Now sometimes there are good reasons to do this. You haven’t seen me blog about the interrelationships between the 24 armed groups running around Congo, for instance. Because they’re too complicated (and I don’t even understand them). But most of the time, it makes things so simplistic, they’re wrong.
That’s why people like blogs. And YouTube. And podcasts. They introduce to a world whose basic elements we can recognize, even if they’re foreign. Sarcasm, shame, fear, pride–these are universal, and a good reporter knows them when she sees or hears them.

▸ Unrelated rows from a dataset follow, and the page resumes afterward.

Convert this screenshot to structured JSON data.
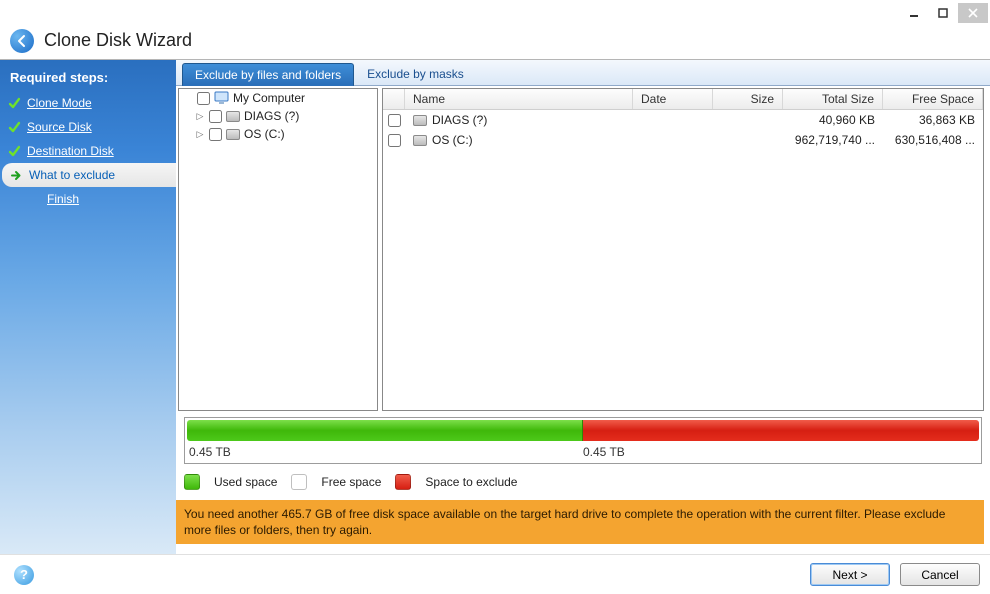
{
  "window": {
    "title": "Clone Disk Wizard"
  },
  "sidebar": {
    "header": "Required steps:",
    "steps": [
      {
        "label": "Clone Mode",
        "state": "done"
      },
      {
        "label": "Source Disk",
        "state": "done"
      },
      {
        "label": "Destination Disk",
        "state": "done"
      },
      {
        "label": "What to exclude",
        "state": "current"
      },
      {
        "label": "Finish",
        "state": "pending"
      }
    ]
  },
  "tabs": {
    "items": [
      {
        "label": "Exclude by files and folders",
        "active": true
      },
      {
        "label": "Exclude by masks",
        "active": false
      }
    ]
  },
  "tree": {
    "root": {
      "label": "My Computer"
    },
    "children": [
      {
        "label": "DIAGS (?)"
      },
      {
        "label": "OS (C:)"
      }
    ]
  },
  "list": {
    "columns": {
      "name": "Name",
      "date": "Date",
      "size": "Size",
      "total": "Total Size",
      "free": "Free Space"
    },
    "rows": [
      {
        "name": "DIAGS (?)",
        "date": "",
        "size": "",
        "total": "40,960 KB",
        "free": "36,863 KB"
      },
      {
        "name": "OS (C:)",
        "date": "",
        "size": "",
        "total": "962,719,740 ...",
        "free": "630,516,408 ..."
      }
    ]
  },
  "capacity": {
    "used_pct": 50,
    "free_pct": 0,
    "exclude_pct": 50,
    "used_label": "0.45 TB",
    "exclude_label": "0.45 TB"
  },
  "legend": {
    "used": "Used space",
    "free": "Free space",
    "exclude": "Space to exclude"
  },
  "warning": "You need another 465.7 GB of free disk space available on the target hard drive to complete the operation with the current filter. Please exclude more files or folders, then try again.",
  "footer": {
    "next": "Next >",
    "cancel": "Cancel"
  }
}
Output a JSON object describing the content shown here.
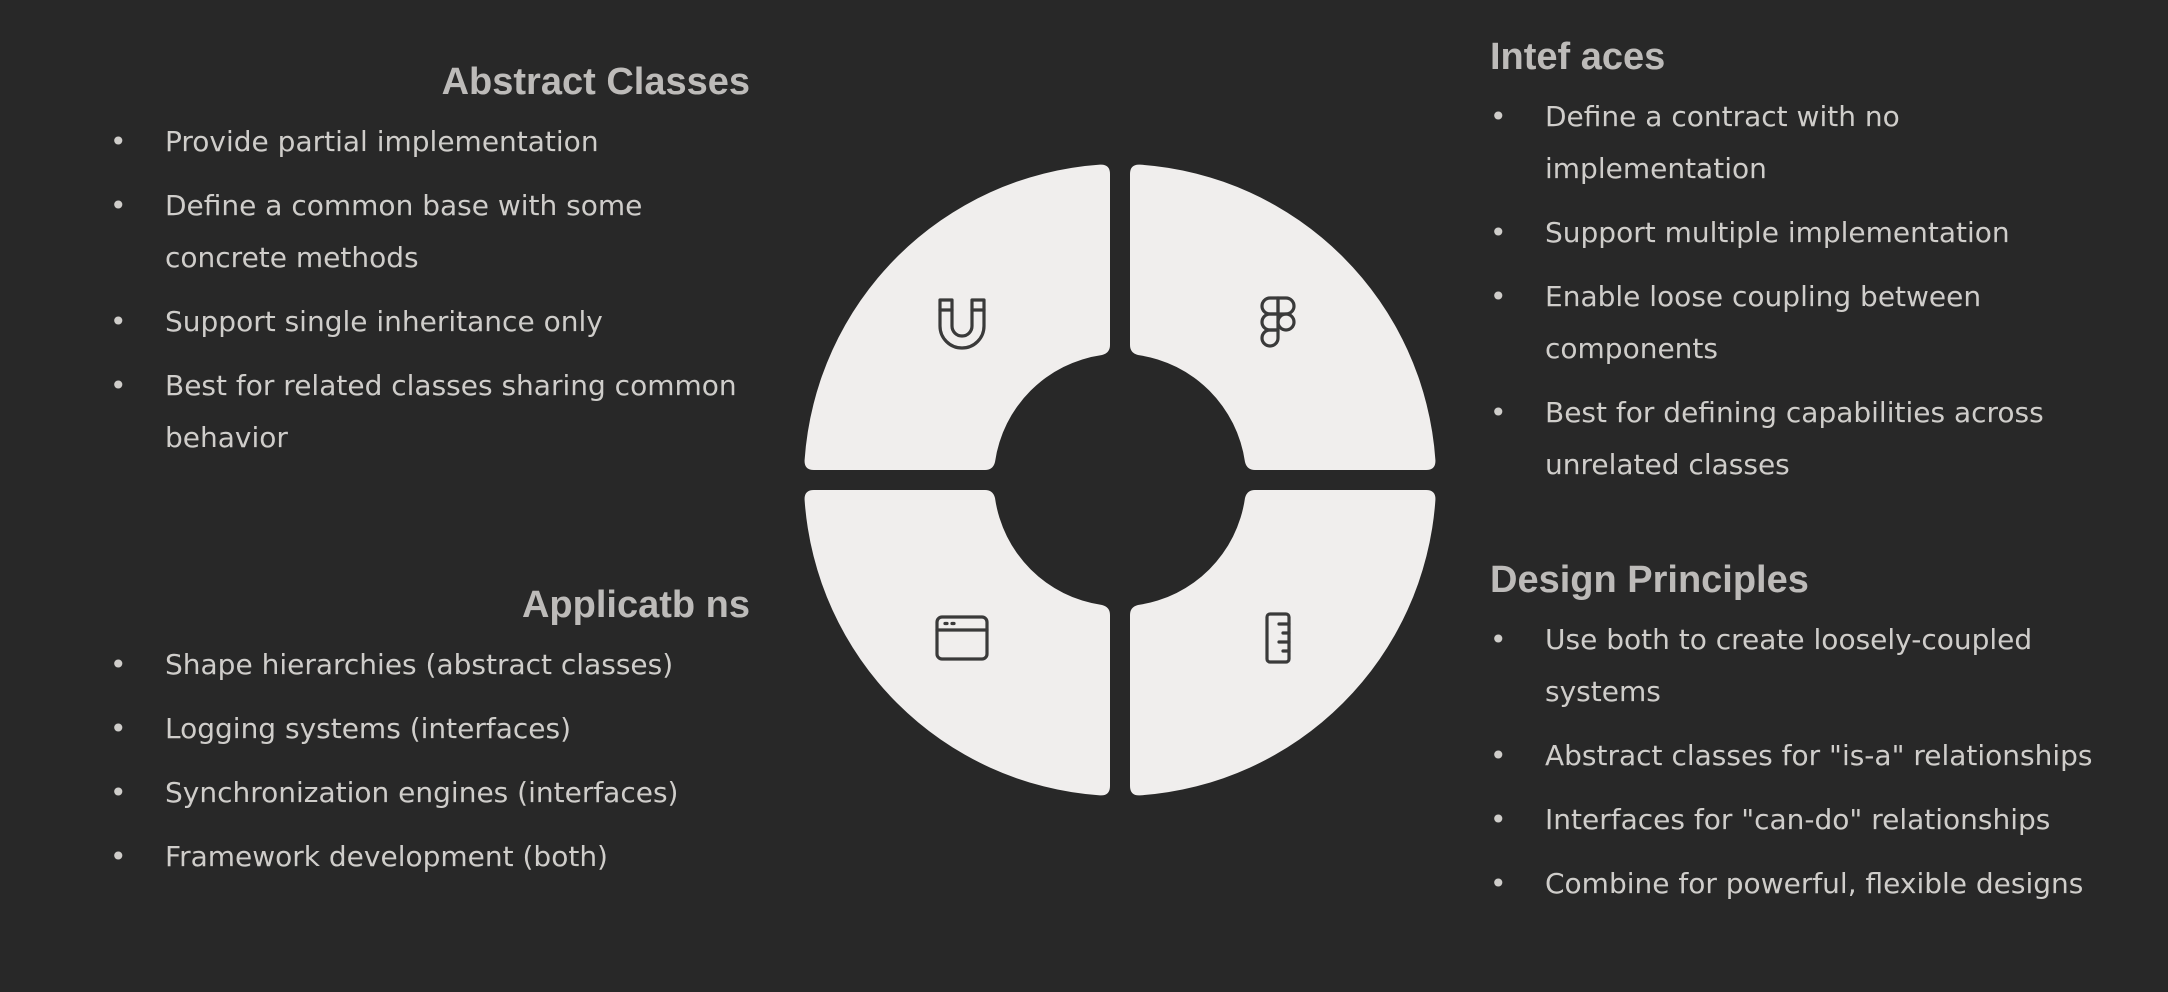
{
  "sections": {
    "abstract": {
      "title": "Abstract Classes",
      "items": [
        "Provide partial implementation",
        "Define a common base with some concrete methods",
        "Support single inheritance only",
        "Best for related classes sharing common behavior"
      ]
    },
    "applications": {
      "title": "Applicatb ns",
      "items": [
        "Shape hierarchies (abstract classes)",
        "Logging systems (interfaces)",
        "Synchronization engines (interfaces)",
        "Framework development (both)"
      ]
    },
    "interfaces": {
      "title": "Intef aces",
      "items": [
        "Define a contract with no implementation",
        "Support multiple implementation",
        "Enable loose coupling between components",
        "Best for defining capabilities across unrelated classes"
      ]
    },
    "design": {
      "title": "Design Principles",
      "items": [
        "Use both to create loosely-coupled systems",
        "Abstract classes for \"is-a\" relationships",
        "Interfaces for \"can-do\" relationships",
        "Combine for powerful, flexible designs"
      ]
    }
  },
  "bullet": "•",
  "diagram": {
    "segment_color": "#f0eeed",
    "icon_color": "#3a3a3a",
    "quadrants": [
      {
        "id": "top-left",
        "icon": "magnet-icon"
      },
      {
        "id": "top-right",
        "icon": "figma-icon"
      },
      {
        "id": "bottom-left",
        "icon": "browser-window-icon"
      },
      {
        "id": "bottom-right",
        "icon": "ruler-icon"
      }
    ]
  }
}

But if you take a reporter and say, “The way to get a job is to be able to blog AND make videos AND twitter,” without ever teaching them that none of those things will succeed if they don’t manage to convey the intimacy of real life and the humanity of real people, then your website’s going to flop, too.
So I think Jarvis is wrong. The answer to the media problem isn’t teaching kids to use FinalCut. It’s teaching them how to distinguish between the crap they shouldn’t even digitize and the gold they should edit like the product will be a family heirloom. That, I think, is is the real lesson of the Old Guard’s failure in the “stewardship of journalism.” The platform, and all the fancy accessories in its lexicon, are just a distraction.
This is why I continue to read, Jina. Most of what you write about sometimes goes over my head, but posts like these seem specifically tailored to me.